Durante a pesquisa, Silvia notou que a falta de informação sobre o aborto e o próprio funcionamento do sistema reprodutivo entre as pacientes é grave. Boa parte não sabe o que são os hormônios e como funcionam; muitas têm medo do DIU, não querem ou não gostam de usar camisinha ou tomam a pílula só no momento da relação sexual. Elas costumam ter medo de serem rotuladas, pela sociedade e pelos médicos, de “sem vergonha”. E quem tem mais de dois filhos teme ser vista como irresponsável por não evitar outra gravidez. É comum abortos ocorrerem aos finais de semana, para que a causa da internação não apareça no atestado médico apresentado no trabalho. Mesmo no hospital onde a prática é autorizada, há carência de informações, e boa parte das pacientes descobre pela mídia ou pela escola quando o aborto é autorizado pela lei.
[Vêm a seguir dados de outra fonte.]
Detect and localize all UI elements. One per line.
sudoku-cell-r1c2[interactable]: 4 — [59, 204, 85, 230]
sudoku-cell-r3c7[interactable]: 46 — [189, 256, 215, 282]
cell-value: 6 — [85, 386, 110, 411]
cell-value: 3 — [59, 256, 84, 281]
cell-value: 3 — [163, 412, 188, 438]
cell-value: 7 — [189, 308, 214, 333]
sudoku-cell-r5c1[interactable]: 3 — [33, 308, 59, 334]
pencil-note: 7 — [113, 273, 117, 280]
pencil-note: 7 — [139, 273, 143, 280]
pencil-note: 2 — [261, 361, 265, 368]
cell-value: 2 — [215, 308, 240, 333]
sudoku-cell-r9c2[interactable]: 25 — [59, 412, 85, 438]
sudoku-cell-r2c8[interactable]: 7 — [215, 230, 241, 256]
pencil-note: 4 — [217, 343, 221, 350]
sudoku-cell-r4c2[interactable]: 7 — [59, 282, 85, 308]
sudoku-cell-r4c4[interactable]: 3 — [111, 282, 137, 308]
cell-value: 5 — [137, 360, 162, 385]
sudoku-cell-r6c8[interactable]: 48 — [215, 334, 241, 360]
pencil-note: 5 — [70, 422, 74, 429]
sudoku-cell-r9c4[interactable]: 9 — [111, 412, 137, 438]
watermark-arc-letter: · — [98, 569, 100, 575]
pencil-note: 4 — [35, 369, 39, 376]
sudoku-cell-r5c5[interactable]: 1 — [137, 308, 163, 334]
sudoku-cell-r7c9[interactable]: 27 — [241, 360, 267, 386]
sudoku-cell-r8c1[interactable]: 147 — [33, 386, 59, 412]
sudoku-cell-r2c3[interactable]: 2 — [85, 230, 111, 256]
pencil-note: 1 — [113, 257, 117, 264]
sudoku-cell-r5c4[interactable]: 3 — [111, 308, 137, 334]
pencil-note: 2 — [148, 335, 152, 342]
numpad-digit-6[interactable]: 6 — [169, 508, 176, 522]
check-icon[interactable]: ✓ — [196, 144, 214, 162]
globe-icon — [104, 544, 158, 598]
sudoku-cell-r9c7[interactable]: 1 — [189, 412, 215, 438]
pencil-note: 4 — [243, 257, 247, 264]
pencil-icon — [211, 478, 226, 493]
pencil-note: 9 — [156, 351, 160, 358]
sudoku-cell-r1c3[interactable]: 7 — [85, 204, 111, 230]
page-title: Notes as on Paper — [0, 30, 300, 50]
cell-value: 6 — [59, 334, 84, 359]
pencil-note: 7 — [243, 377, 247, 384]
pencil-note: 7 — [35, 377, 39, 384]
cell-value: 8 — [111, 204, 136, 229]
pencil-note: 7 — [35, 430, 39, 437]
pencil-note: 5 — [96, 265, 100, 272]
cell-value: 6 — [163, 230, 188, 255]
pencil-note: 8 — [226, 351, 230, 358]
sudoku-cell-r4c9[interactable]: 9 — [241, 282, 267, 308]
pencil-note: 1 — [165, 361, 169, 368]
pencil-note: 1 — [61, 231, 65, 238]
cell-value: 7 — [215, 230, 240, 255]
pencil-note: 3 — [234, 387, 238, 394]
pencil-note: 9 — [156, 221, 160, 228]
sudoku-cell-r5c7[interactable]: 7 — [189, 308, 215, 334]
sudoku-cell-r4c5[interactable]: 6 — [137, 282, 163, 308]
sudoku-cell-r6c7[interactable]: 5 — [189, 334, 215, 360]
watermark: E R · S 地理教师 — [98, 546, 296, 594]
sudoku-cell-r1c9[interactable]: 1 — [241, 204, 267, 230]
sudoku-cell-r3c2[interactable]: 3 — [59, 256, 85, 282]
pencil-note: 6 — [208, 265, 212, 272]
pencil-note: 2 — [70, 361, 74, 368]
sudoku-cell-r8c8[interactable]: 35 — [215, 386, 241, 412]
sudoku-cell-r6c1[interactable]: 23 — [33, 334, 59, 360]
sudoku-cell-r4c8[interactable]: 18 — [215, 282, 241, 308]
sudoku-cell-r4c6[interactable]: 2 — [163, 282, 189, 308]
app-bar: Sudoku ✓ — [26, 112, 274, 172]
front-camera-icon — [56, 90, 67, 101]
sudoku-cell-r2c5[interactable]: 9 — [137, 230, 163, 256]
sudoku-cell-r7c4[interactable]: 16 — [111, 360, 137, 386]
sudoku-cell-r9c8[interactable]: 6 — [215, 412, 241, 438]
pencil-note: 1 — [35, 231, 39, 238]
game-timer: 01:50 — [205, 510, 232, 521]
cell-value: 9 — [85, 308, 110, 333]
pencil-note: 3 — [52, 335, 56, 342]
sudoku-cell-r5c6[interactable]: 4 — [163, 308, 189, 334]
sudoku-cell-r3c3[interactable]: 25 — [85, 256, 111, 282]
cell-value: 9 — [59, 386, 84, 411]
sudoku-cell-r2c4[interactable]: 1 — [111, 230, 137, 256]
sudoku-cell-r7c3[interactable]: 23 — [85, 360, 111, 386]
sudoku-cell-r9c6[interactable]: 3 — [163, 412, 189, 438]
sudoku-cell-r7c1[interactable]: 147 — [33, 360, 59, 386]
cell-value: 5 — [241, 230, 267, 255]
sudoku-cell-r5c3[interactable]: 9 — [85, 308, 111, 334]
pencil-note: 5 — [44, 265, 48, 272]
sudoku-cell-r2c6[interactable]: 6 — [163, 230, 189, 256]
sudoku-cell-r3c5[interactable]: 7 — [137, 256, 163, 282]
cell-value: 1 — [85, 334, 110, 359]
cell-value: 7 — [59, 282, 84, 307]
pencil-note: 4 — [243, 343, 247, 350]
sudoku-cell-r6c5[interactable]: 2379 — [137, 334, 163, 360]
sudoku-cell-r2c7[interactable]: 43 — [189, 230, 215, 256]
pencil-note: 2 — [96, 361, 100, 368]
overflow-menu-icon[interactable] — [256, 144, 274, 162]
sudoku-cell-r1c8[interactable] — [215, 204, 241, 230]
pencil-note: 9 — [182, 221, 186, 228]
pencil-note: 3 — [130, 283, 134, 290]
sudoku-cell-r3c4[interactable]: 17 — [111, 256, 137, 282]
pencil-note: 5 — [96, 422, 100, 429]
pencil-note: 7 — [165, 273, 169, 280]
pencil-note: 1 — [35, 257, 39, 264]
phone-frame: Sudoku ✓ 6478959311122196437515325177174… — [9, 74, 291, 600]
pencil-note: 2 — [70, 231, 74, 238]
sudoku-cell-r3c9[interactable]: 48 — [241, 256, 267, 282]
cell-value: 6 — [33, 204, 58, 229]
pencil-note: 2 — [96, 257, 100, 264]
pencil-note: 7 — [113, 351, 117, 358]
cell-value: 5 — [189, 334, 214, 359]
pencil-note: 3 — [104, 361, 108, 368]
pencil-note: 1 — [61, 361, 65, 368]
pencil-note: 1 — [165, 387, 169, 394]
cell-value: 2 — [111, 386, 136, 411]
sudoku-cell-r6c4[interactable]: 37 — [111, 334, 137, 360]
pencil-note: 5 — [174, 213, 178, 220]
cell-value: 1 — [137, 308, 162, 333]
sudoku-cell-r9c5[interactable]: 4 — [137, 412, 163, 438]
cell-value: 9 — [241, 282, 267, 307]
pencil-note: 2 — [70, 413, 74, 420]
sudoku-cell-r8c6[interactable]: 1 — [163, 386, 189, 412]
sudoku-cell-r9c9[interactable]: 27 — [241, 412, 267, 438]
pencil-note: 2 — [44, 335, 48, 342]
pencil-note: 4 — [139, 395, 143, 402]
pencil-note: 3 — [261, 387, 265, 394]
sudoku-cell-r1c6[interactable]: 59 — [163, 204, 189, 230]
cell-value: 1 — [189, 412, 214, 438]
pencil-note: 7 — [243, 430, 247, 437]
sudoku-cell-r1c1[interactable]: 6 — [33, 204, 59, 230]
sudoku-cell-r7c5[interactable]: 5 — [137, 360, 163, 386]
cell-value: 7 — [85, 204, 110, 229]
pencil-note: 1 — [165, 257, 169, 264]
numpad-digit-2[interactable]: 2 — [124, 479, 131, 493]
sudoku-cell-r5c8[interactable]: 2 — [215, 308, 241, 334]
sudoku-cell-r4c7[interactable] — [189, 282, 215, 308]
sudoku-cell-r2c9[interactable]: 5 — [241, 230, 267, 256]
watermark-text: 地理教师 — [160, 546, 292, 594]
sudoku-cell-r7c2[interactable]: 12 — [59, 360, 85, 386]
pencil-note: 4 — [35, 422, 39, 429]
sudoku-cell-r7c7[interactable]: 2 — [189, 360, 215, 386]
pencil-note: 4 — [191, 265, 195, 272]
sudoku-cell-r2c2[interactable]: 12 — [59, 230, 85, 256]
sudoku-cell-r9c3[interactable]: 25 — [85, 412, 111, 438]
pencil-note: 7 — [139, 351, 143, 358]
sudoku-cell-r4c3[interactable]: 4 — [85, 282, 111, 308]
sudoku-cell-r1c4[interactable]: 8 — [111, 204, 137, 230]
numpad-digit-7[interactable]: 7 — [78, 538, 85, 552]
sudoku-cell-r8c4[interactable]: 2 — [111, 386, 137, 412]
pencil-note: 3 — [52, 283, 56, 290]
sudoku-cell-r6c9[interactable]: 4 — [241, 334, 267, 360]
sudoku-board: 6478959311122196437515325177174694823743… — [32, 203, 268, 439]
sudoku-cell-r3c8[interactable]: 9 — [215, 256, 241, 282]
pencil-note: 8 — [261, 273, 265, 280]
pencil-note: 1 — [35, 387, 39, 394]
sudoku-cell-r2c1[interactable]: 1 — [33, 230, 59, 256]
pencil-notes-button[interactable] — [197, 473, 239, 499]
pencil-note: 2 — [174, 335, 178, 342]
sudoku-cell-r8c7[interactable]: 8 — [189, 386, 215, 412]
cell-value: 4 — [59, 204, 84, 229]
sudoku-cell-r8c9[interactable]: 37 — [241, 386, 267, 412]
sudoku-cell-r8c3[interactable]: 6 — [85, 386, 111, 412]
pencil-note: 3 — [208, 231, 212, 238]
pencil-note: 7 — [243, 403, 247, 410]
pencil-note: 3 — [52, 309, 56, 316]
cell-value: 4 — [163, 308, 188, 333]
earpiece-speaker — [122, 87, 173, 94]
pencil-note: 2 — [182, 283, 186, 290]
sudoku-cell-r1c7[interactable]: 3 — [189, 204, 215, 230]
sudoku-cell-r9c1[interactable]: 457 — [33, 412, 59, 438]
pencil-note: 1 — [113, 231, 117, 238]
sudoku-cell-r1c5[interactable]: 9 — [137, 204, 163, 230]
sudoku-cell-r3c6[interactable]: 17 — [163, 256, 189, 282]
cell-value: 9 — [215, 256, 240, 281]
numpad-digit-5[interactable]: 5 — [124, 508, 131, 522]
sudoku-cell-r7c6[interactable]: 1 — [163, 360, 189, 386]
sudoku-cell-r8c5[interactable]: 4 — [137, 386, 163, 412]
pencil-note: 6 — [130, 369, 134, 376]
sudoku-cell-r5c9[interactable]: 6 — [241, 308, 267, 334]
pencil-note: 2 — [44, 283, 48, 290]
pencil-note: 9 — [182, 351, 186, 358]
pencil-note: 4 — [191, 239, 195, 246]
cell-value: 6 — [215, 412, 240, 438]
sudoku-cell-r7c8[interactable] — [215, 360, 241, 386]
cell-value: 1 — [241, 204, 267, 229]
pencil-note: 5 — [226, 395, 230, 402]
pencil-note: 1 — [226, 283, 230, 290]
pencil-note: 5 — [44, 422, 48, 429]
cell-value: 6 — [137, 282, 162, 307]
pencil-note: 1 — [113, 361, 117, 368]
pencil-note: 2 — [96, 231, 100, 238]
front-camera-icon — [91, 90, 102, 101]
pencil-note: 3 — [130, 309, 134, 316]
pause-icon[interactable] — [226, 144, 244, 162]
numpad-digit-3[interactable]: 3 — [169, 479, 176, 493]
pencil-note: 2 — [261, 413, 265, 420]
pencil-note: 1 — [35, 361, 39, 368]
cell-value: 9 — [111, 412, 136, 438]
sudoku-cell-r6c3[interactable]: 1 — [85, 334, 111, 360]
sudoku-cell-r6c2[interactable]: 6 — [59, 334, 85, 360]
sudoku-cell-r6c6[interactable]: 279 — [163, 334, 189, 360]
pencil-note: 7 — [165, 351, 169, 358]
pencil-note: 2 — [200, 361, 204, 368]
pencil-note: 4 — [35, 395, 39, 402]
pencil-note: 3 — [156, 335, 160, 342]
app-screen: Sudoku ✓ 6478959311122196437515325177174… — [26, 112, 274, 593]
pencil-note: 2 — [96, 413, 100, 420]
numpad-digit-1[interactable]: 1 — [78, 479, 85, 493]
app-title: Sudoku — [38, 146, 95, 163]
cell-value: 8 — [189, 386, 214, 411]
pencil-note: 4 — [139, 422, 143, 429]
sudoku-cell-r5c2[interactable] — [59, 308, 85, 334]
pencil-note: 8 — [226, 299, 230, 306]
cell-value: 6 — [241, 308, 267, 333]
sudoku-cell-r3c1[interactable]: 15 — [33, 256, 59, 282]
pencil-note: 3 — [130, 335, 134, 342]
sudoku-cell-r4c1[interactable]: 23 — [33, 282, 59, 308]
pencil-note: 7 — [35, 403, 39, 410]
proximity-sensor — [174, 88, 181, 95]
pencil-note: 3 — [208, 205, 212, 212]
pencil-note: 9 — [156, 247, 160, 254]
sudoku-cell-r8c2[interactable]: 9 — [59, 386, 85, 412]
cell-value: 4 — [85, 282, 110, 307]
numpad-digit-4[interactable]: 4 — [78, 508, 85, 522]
Silvia questiona porque, em vez da curetagem com anestesia geral, método utilizado para atendimento de pacientes com início de aborto induzido, não é utilizado o AMIU (Aspiração Manual Intra-Uterina), comum em países onde o aborto é legal. A professora Simone explica que o AMIU é menos traumático, mais fácil,barato e seguro. Silvia sugere que talvez haja uma resistência devido ao apego às técnicas mais tradicionais.

Ela menciona a pressão feita por grupos religiosos para eliminar o debate a respeito. Silvia diz que nos hospitais visitados, algumas evangélicas iam até as pacientes recriminando-as pelo aborto, sem que a direção do hospital tomasse uma atitude.

A pesquisadora alerta que há uma violência da lei brasileira sobre o aborto tanto às mulheres quanto aos médicos, aliada a falta de informação. A professora Simone relembra ações educativas anteriores que se deslocaram do discurso do planejamento familiar e alerta para a obrigação do SUS de informar aos pacientes sobre seus direitos.

A pesquisa conclui que há necessidade de melhor formação nas faculdades de medicina, inclusive no sentido de humanização da prática, já que é recorrente a falta de informação dos médicos. Muitos não tem ideia do que acontece em países onde o aborto foi legalizado. Simone alerta que não ensinar sobre o AMIU, por exemplo, gera cumplicidade institucional. Alguns dos entrevistados do hospital autorizado a realizar o aborto, inclusive, disseram que não foram consultados antes sobre a realização da prática onde trabalham e que faltou treinamento a respeito.

A necessidade de humanização e de mudança da perspectiva social sobre a criminalização do aborto fica clara na fala de uma das assistentes sociais: “é preciso tratar a saúde da mulher como um direito e não como uma concessão”.